Our search for a WR2 next to Terry McLaurin forges on – Brown is done for the regular season and that means he can safely be dropped in all redraft formats for any warm body.
Terry McLaurin, WR
Last week, Terry McLaurin became the first Washington receiver with a double-digit touchdown season since Gary Clark (1991), and he added a second score for good measure. That gives McLaurin three multi-score efforts this season — the first three such games by a Commanders receiver this millennium.
McLaurin has been even better than you want to give him credit for. I understand if looking at his career stats send regression chills down your spine, but I’d encourage you to fight that reflex. Sure, he has two more touchdown catches this season on 92 targets than he had on 252 over the two seasons prior, but all the math changed with a new coaching staff and rookie QB.
When the facts change, we change. That should be a life lesson, but, at the very least, something that you follow for fantasy.
Tyreek Hill, Justin Jefferson, Davante Adams, Mike Evans, and Stefon Diggs.

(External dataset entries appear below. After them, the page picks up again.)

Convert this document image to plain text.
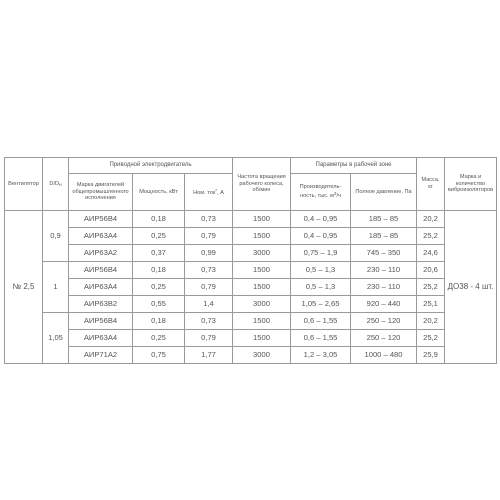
Вентилятор	$D/D_н$	Приводной электродвигатель			Частота вращения рабочего колеса, об/мин	Параметры в рабочей зоне		Масса, кг	Марка и количество виброизоляторов
		Марка двигателей общепромышленного исполнения	Мощность, кВт	Ном. ток*, А		Производитель-ность, тыс. $м^3/ч$	Полное давление, Па		
№ 2,5	0,9	АИР56В4	0,18	0,73	1500	0,4 – 0,95	185 – 85	20,2	ДО38 - 4 шт.
		АИР63А4	0,25	0,79	1500	0,4 – 0,95	185 – 85	25,2	
		АИР63А2	0,37	0,99	3000	0,75 – 1,9	745 – 350	24,6	
	1	АИР56В4	0,18	0,73	1500	0,5 – 1,3	230 – 110	20,6	
		АИР63А4	0,25	0,79	1500	0,5 – 1,3	230 – 110	25,2	
		АИР63В2	0,55	1,4	3000	1,05 – 2,65	920 – 440	25,1	
	1,05	АИР56В4	0,18	0,73	1500	0,6 – 1,55	250 – 120	20,2	
		АИР63А4	0,25	0,79	1500	0,6 – 1,55	250 – 120	25,2	
		АИР71А2	0,75	1,77	3000	1,2 – 3,05	1000 – 480	25,9	
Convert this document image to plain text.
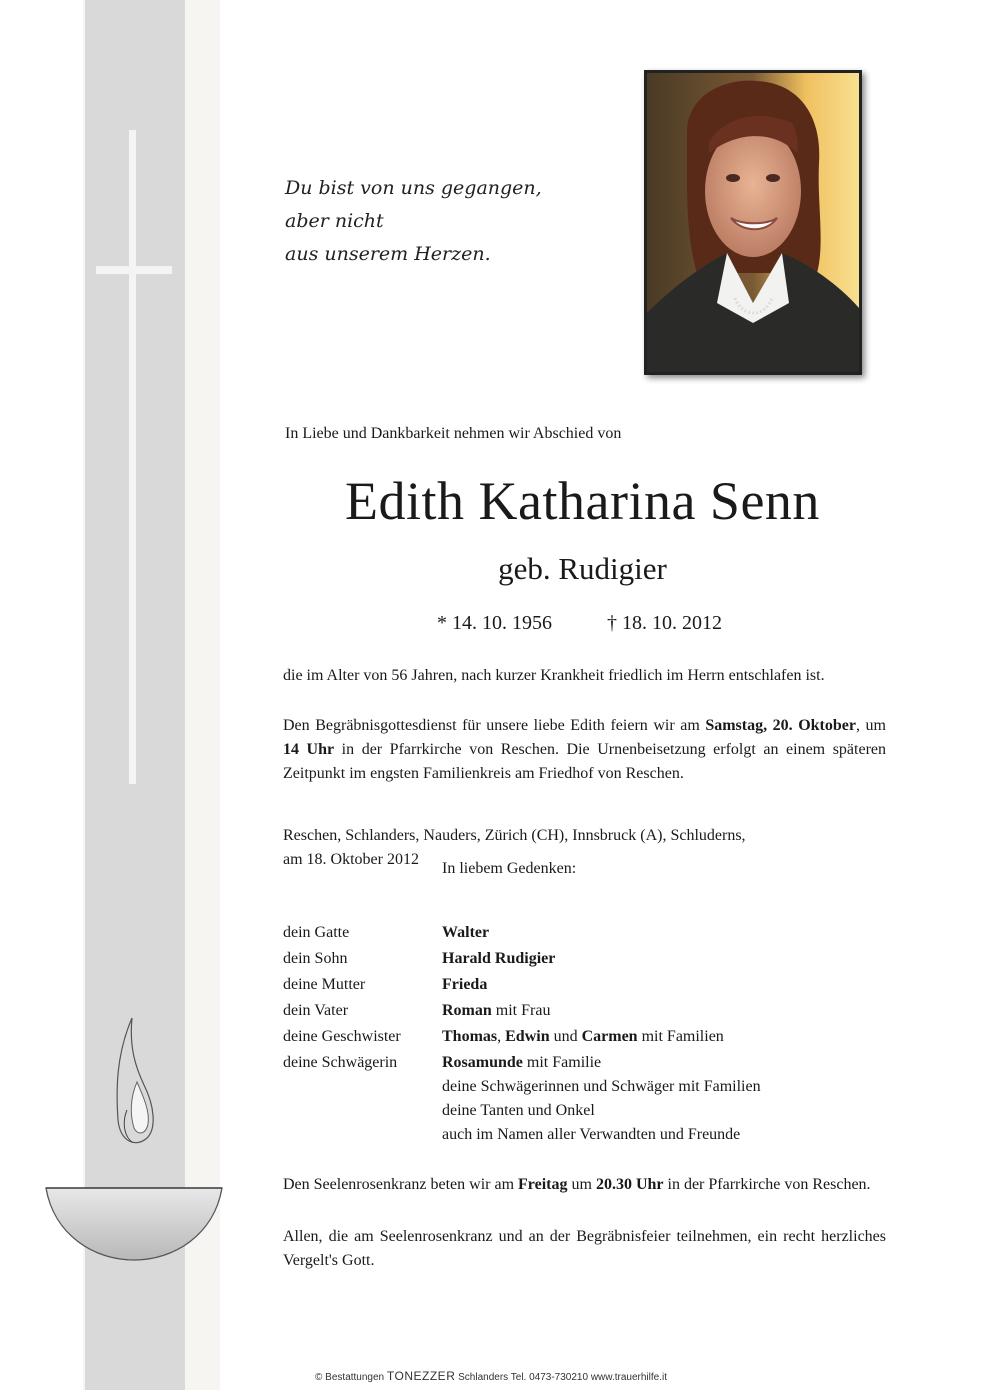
Du bist von uns gegangen,
aber nicht
aus unserem Herzen.
In Liebe und Dankbarkeit nehmen wir Abschied von
Edith Katharina Senn
geb. Rudigier
* 14. 10. 1956	† 18. 10. 2012
die im Alter von 56 Jahren, nach kurzer Krankheit friedlich im Herrn entschlafen ist.
Den Begräbnisgottesdienst für unsere liebe Edith feiern wir am Samstag, 20. Oktober, um 14 Uhr in der Pfarrkirche von Reschen. Die Urnenbeisetzung erfolgt an einem späteren Zeitpunkt im engsten Familienkreis am Friedhof von Reschen.
Reschen, Schlanders, Nauders, Zürich (CH), Innsbruck (A), Schluderns,
am 18. Oktober 2012
In liebem Gedenken:
dein Gatte	Walter
dein Sohn	Harald Rudigier
deine Mutter	Frieda
dein Vater	Roman mit Frau
deine Geschwister	Thomas, Edwin und Carmen mit Familien
deine Schwägerin	Rosamunde mit Familie
deine Schwägerinnen und Schwäger mit Familien
deine Tanten und Onkel
auch im Namen aller Verwandten und Freunde
Den Seelenrosenkranz beten wir am Freitag um 20.30 Uhr in der Pfarrkirche von Reschen.
Allen, die am Seelenrosenkranz und an der Begräbnisfeier teilnehmen, ein recht herzliches Vergelt's Gott.
© Bestattungen TONEZZER Schlanders Tel. 0473-730210 www.trauerhilfe.it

Those were the only players to join McLaurin on the list of players with 1,000 receiving yards in every season from 2020-23. Without any context, that’s an impressive list, but when you consider Washington’s team passing ranks over that stretch, McLaurin’s production feels like a minor miracle.
- 26th in touchdown rate
- 28th in yards per attempt
- 28th in passer rating
- 29th in yards per completion
You’re playing McLaurin this week. He’s earned the “matchup proof” tag at this point (miss me with the “he only earned two targets on 29 routes in the first meeting” narrative). Enjoy the ride now — McLaurin will be considerably more expensive this August than last.
Zach Ertz, TE
With Noah Brown and Austin Ekeler out, the Commanders will enter Week 16 with two active players that have over 300 receiving yards this season.
Think about that. Foster Moreau has 302 this season for the Saints – he’s been the TE3 in an offense that has struggled to pass the ball for the majority of this season.
Zach Ertz turned a 21.9% target share into six catches for 47 yards and a touchdown in the Week 11 meeting with these Eagles.
I’ll happily admit that there is a wide range of outcomes to consider (five games with over a dozen points and four games with under six this season) and that this matchup isn’t ideal (PHI: fourth-lowest opponent score rate). But with backup quarterbacks largely responsible for getting TEs in this range the ball (Jacksonville, Dallas, and maybe Kansas City), Ertz is as live an option as anyone outside of a clear-cut top-seven at the position.